Dr. Berba mentioned a question regarding the cost of immunization for healthcare workers. Who should shoulder the cost of immunization, the healthcare workers or the institution? Hopefully, the institutions will shoulder the immunization costs of the healthcare professionals. Dr. Berba also mentioned that the utility persons from PhilCare working in Philippine General Hospital are not covered by the recommended immunization. I hope PGH will do something about this because these people are somehow also at risk of getting diseases because of their exposure in the hospital.

Before the forum ended, I asked Dr. Berba whether PGH allows patients with Hepatitis B infection to still work at the hospital. She said that they still allow but it is important that the person is undergoing treatment and the viral load is at the acceptable level to avoid transmission of infection. It is good to know that PGH does not discriminate people with hepatitis infection.

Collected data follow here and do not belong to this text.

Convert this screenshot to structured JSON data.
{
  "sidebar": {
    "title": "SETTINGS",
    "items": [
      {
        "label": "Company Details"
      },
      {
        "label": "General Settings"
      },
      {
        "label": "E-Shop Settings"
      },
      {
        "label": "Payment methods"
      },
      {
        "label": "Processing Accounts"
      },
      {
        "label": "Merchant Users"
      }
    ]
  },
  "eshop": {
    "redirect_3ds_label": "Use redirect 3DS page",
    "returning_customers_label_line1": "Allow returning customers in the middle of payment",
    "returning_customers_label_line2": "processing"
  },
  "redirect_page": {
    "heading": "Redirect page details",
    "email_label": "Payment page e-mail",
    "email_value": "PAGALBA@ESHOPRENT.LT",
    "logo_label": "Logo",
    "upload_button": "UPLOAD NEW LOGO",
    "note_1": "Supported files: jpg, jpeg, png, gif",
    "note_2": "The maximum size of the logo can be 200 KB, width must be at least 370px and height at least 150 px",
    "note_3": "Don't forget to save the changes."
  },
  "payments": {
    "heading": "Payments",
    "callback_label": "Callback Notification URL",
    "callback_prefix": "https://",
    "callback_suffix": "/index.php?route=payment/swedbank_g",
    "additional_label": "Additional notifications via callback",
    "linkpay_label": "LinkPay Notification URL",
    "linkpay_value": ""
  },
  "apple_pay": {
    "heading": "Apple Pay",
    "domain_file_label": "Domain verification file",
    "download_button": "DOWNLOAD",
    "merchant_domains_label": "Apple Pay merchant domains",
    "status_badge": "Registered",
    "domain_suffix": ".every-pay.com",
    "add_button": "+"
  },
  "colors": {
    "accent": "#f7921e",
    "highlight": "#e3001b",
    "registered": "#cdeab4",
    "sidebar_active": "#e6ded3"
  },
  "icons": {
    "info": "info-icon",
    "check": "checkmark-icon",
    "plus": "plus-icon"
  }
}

Challenge for Healthcare Workers
All of us want to do everything possible to make sure that we are healthy and protected from all preventable diseases. Vaccination is the best way to do this. Vaccination led to a dramatic decline in the number of infectious diseases in the Philippines. It is revolutionary and game changes in the field of medicine. Vaccination is not just to prevent yourself from getting diseases. It also prevents the spread and transmission of infectious diseases in the community. It is also a public commitment to the whole community to protect each other from getting the disease. As future healthcare professional, we are tasked to inform the public about the benefits of immunization. Let us altogether break all the misconceptions about vaccination.